Rosette-forming glioneuronal tumor. A lobulated multicystic tumor in the tectal plate extending to the mesencephalic aqueduct, with nodular contrast enhancement (short arrow) and displacement of a supracerebellar vein (long arrow) (A and B). Microscopic findings are small, round cells (neurocytic cells) (short arrow) surrounding mucinous extracellular matrix (DNET-like morphology) (long arrow). Sagittal T2-weighted CISS image (A). Sagittal T1-weighted fat-saturated contrast-enhanced image (B). Hematoxylin and eosin, original magnification ×100 (C).

FIG 5.

Diffuse leptomeningeal glioneuronal tumor in a 20-year-old man previously diagnosed 10 years earlier. Multiple superficial small cystlike lesions are seen in the brain sulci, basal cisterns, cerebellar folia, and filling the fourth ventricle (A and B). Also note extensive irregular leptomeningeal enhancement (C). Axial T2-weighted images (A and B). Axial T1-weighted fat-saturated contrast-enhanced image (C).

FIG 6.

Gangliocytoma in a 40-year-old man with epilepsy. A lobulated tumor extending along the course of the left olfactory bulb and tract with foci of contrast enhancement (A and B). Microscopic findings are tumor composed of large (long arrow) and small (short arrow) ganglioneuronal cells, haphazardly distributed. Coronal T2-weighted image (A). Sagittal T1-weighted fat-saturated contrast-enhanced image (B). Hematoxylin and eosin, original magnification ×100 (C).

FIG 7.

Dysplastic gangliocytoma of the cerebellum in a 19-year-old man with Cowden syndrome. Grossly thickened cerebellar folia with a tiger-striped pattern and rare patchy enhancement in the superior vermis and left cerebellar hemisphere. Axial T2-weighted image (A). Axial T1-weighted fat-saturated contrast-enhanced image (B).

FIG 8.

Multinodular and vacuolating neuronal tumor of the cerebrum in a 33-year-old asymptomatic woman. Confluent, small, round lesions in a subcortical location with hypersignal in a T2-weighted FLAIR image (A).
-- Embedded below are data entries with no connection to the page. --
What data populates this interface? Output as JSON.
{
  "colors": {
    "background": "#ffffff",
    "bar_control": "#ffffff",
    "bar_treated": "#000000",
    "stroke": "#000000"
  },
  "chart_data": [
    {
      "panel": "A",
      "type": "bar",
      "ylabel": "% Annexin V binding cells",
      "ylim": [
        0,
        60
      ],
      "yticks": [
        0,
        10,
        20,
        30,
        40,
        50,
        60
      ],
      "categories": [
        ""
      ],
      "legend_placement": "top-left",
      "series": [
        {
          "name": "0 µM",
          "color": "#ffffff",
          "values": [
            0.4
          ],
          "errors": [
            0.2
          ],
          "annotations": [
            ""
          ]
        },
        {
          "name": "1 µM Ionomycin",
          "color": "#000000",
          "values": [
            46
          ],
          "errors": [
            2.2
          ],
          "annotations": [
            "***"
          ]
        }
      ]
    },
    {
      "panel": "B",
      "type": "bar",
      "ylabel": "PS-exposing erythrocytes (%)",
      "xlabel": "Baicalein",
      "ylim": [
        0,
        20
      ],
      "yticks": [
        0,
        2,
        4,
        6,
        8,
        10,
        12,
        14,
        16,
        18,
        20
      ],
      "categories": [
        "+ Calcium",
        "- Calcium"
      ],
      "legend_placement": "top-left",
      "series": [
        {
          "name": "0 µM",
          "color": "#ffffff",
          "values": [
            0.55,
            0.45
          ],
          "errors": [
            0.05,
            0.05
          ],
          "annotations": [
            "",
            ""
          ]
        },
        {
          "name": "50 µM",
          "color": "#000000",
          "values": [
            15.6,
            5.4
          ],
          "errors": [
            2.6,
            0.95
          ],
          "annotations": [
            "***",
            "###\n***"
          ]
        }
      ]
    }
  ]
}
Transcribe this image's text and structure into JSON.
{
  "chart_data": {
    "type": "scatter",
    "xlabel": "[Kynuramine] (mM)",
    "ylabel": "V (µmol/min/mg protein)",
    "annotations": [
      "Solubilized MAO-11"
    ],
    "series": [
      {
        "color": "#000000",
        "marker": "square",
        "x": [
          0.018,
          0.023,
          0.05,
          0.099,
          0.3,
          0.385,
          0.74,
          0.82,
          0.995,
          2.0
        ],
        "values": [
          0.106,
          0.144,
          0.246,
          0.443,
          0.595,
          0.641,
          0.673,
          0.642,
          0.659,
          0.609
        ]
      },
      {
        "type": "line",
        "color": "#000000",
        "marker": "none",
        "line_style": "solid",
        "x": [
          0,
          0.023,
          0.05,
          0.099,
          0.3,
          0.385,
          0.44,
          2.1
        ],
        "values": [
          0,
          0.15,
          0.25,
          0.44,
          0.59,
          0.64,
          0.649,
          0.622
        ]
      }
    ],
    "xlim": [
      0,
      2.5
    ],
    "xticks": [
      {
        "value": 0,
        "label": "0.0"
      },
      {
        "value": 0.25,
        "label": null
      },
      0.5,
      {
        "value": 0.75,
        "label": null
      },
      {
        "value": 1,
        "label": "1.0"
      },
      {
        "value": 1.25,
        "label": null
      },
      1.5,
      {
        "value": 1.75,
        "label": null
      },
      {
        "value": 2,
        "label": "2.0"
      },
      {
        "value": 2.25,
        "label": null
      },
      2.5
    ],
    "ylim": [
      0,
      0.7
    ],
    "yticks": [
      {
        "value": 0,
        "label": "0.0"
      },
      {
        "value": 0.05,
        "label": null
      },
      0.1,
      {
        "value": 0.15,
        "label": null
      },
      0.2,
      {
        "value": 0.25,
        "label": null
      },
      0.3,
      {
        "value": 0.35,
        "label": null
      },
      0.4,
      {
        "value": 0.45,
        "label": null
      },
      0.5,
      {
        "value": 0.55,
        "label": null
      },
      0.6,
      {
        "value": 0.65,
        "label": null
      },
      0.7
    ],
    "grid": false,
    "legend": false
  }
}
They clearly show different signal from the adjacent CSF in a T2-weighted FIESTA image, differentiating them from perivascular spaces (B).

FIG 9.

Central neurocytoma. An intraventricular bubbly lesion adjacent to the septum showing honeycombing contrast enhancement and extensive signs of calcification and hemorrhage (A–C). Microscopic findings are sheets of round cells with scant cytoplasm. Neurocytic rosettes are present (arrows). Axial T2-weighted image (A). Axial T1-weighted fat-saturated contrast-enhanced image (B). Axial gradient-echo T2*-weighted image (C). Hematoxylin and eosin, original magnification ×200 (D).

FIG 10.

Cerebellar liponeurocytoma in a 71-year-old woman with transient neurologic deficits. A heterogeneously enhancing nodule (long arrow) in the superior vermis associated with a linear component compatible with macroscopic fat (short arrow). Axial T1-weighted image (A). Axial T1-weighted fat-saturated contrast-enhanced image (B).